I particularly underline this point because sometimes well-meaning newcomers to data management think about benchmarking in terms of standard specific queries. Useful as these are as a starting point, they’re only a starting point. Actual experience for your situation might depend on such specifics of configuration that zhirayr mentions as caching and networking infrastructure. Others that don’t appear in the article are version sensitivity (MySQL and many other RDBMSs dramatically improve specific query optimizations from one release to the next), security considerations (certain access settings degrade affect performance by a large factor), virtualization complications (is the benchmarked instance comparable to the production one in its end-to-end latencies?), replication requirements or configurations, clustering, and even such apparently innocuous elements as locale (extreme examples of the latter can degrade common queries by a factor of a hundred!). Performance is notoriously non-linear in load: small increases in the demands made of a DBMS in certain ranges result in disproportionate degradations of response time and slow SQL queries. Also, MySQL and a few other DBMSs abound in “modes”: MySQL can be configured, for example, to validate and type-check arriving updates according to several different standard templates. Rigorous benchmarks take all these variables into consideration.
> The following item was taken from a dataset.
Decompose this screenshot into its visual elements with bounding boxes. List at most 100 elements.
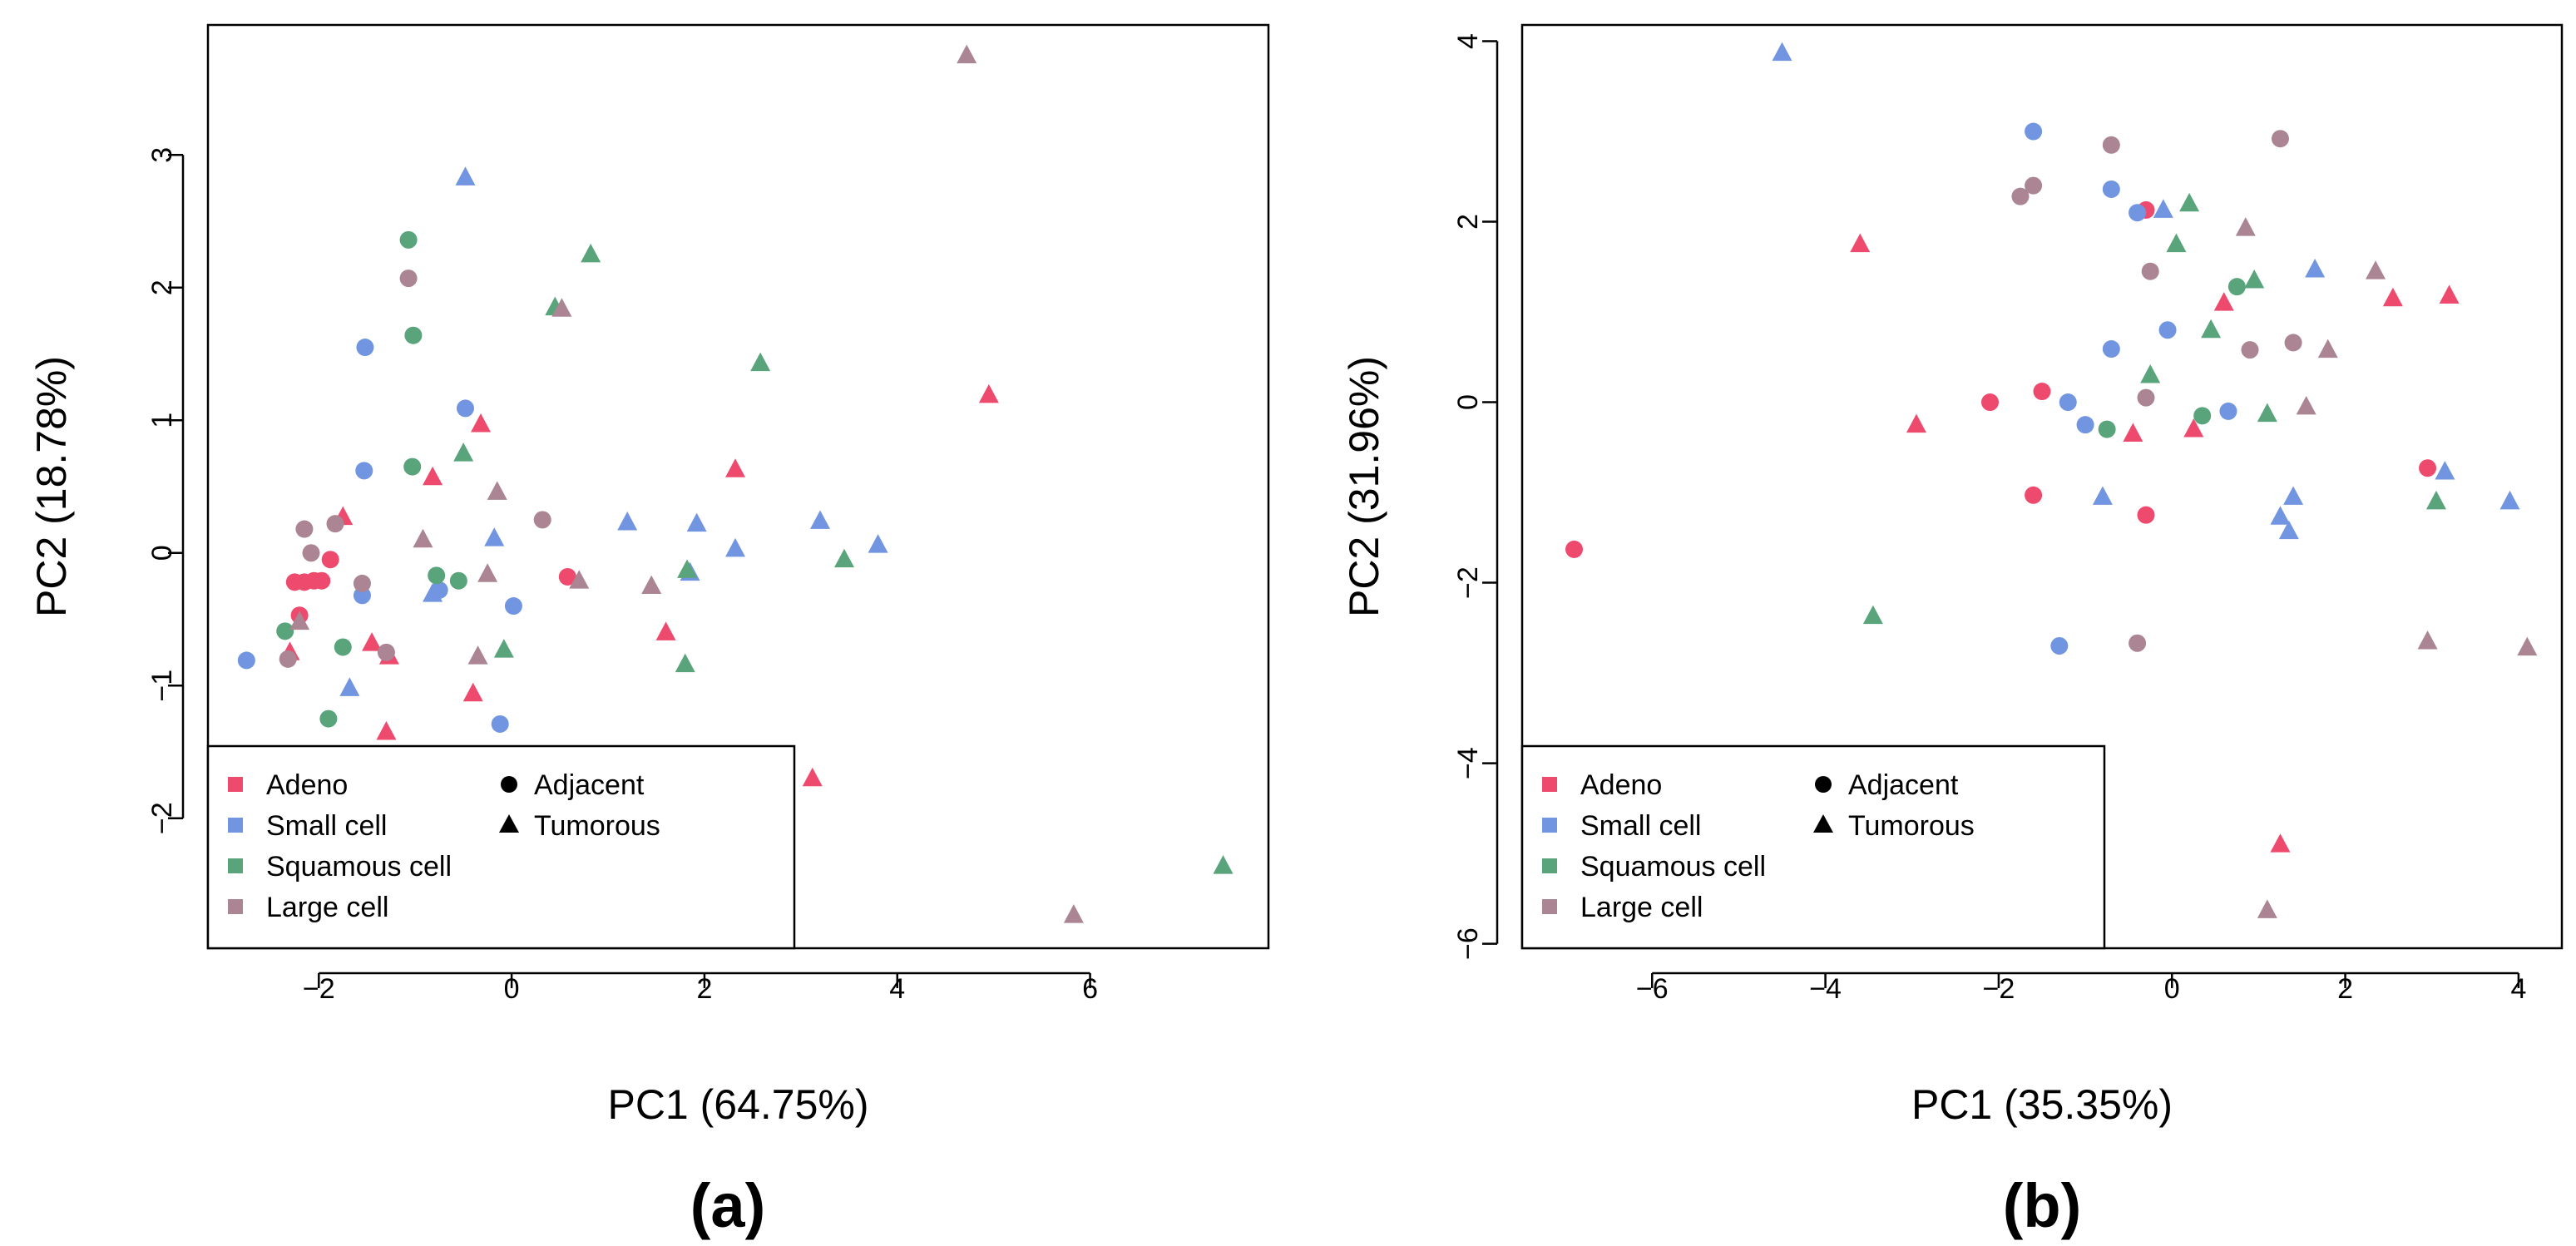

At a deeper level, patterns of usage vary greatly between applications and organizations. In the broadest terms, typical MySQL usage spotlights fast retrieval by a single reading pool of relatively broad queries. Oracle or PostgreSQL, in contrast, often host a lot of “business logic” in user-defined functions and other DBMS-side processing, and have multiple applications updating content. These are general-purpose tools, though, and any DBMS can support a wide range of data and applications models. A benchmark which doesn’t account for update load tells us little about retrieval performance in its presence–and vice-versa. Explicit description of every aspect and assumption of your benchmarking pays off.

Conclusion

I have minor reservations about zhirayr’s article: I don’t understand, for example, what “The input data should be checked multiple times” means. Other pieces he has written recently, such as “Identifying MySQL Performance Issues“, help fill in a few of these gaps.

My own summary:

  • It always pays to measure DBMS performance;
  • The parts of benchmarking that are specific to MySQL are small. Most of benchmarking applies no matter what DBMS(s) you use;
  • The benchmarking youdo is far, far more valuable than any other kind, because DBMS usage varies over such an extreme range. No one else has your combination of usage patterns and performance requirements; and
  • Differences in the deepest levels of information architecture can reverse performance comparisons at the level of technical configuration.

With these tips, the burdens of slow SQL performance can be minimized.